The soundscape on Circus In The Sky can at times remind you of the graffiti on fences flanking train tracks — loud, messy and varicoloured with each individual piece left fighting for attention on a cluttered background.

Occasionally though, when the beat is stripped back and the two MCs are allowed to spit unencumbered by string sections and Lecrae-like platitudes, the album is very worthwhile. It’s been said ad nauseum but it bears repeating, when Bliss N Eso are good, they’re very good.

Animal Kingdom is a propulsive masterclass in riding the beat, manoeuvring name-checks of Carl Sagan, Bill Hicks and Hunter S. Thompson, biting a hook from Kendrick and sampling Richard Pryor with tongue-in-cheek flair.

Reservoir Dogs, which features 360, Pez, Seth Sentry and Drapht, is another jaunty highlight though marred by some haphazard lyrical mis-steps, “My crew’s on some bullshit / And I’m not talking about a poo that a bull did”. While Next Frontier perfectly samples Sarah Blasko’s We Won’t Run, creating a rather sublime ride that recalls The Roots circa How I Got Over.

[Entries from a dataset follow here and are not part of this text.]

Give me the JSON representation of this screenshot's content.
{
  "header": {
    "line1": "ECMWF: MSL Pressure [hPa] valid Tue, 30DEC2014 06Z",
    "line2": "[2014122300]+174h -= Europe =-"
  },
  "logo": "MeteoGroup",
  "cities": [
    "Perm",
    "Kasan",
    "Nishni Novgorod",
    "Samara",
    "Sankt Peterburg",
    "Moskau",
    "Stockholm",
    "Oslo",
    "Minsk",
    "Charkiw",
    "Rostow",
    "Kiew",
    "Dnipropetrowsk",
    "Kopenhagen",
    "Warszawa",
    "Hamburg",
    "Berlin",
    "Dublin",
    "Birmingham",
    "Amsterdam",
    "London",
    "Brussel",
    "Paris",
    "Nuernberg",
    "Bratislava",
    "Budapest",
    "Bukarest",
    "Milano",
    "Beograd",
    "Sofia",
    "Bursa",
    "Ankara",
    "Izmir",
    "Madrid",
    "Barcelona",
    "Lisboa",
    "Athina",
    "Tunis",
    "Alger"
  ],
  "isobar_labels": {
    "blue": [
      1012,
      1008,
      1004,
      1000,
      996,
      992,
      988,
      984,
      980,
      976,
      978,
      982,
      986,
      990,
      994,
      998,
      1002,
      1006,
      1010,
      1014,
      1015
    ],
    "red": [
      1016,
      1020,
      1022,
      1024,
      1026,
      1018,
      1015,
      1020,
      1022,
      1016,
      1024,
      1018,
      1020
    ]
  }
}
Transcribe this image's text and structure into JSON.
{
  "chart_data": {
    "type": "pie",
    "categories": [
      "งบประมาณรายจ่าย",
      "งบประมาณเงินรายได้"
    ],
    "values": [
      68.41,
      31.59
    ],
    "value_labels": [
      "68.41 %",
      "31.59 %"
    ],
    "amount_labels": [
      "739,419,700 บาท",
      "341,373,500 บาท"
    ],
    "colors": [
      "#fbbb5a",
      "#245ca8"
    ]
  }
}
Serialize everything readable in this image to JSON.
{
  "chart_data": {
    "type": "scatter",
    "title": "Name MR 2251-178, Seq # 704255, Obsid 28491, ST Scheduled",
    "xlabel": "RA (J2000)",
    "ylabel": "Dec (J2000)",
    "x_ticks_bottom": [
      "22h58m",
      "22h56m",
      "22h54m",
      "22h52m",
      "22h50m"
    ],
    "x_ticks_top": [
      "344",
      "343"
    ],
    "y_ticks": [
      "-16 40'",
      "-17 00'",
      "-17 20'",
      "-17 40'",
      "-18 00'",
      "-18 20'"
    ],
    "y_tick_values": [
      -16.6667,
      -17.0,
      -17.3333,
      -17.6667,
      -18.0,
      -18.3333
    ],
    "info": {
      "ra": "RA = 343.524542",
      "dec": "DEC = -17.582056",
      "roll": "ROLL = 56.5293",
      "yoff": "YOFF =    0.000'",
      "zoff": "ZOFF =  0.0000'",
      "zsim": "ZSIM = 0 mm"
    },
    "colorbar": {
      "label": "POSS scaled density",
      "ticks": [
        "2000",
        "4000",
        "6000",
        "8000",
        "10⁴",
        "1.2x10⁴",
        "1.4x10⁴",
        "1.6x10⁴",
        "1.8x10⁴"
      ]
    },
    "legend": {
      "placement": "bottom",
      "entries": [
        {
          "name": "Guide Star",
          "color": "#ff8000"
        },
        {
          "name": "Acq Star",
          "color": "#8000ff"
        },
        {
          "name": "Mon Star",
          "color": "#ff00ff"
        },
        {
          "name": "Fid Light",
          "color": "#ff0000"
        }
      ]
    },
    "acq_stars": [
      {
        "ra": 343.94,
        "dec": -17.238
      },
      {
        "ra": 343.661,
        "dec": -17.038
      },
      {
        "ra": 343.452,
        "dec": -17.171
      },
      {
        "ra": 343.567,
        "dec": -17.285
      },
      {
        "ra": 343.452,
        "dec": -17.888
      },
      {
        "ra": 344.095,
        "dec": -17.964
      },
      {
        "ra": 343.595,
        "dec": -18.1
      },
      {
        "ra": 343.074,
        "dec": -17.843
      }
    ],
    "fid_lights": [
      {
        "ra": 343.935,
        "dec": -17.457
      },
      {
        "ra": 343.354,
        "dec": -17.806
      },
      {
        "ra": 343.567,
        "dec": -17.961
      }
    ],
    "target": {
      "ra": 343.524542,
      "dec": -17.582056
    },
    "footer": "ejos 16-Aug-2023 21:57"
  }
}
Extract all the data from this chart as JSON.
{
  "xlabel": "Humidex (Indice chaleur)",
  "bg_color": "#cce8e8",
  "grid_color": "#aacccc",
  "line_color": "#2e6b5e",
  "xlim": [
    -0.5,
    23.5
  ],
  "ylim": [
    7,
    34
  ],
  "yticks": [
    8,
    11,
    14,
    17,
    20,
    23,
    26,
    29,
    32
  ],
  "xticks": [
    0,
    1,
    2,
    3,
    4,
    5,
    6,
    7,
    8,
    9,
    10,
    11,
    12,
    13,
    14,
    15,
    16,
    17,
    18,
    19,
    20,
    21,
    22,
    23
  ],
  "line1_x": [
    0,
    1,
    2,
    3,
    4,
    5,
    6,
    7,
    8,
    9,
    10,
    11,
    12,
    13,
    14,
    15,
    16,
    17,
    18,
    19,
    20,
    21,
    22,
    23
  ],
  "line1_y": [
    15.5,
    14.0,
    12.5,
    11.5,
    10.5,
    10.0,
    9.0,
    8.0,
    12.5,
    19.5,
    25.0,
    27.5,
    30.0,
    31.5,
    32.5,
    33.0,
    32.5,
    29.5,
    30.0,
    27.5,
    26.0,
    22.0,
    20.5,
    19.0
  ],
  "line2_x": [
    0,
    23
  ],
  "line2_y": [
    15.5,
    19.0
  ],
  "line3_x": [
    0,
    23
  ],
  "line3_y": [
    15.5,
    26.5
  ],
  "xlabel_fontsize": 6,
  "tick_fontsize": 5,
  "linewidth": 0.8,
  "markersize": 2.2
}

While every moment isn’t “honestly magic, like South Park writers at the Oscars on acid,” Circus In The Sky is sparingly peppered with legitimate gems. Deft wisecracks, a good sense of history, a blistering verse from guest star Nas and lines like “From here, Earth looks like a pale blue dot / In the vast enveloping cosmic dark” work in the album’s favour. Overall, however, it’s two steps forward, three steps back, with sodden beats paired with the duo’s tendency towards didactic “believe in yourself and you can do anything” clichés, as though teens weren’t entitled to their own misery.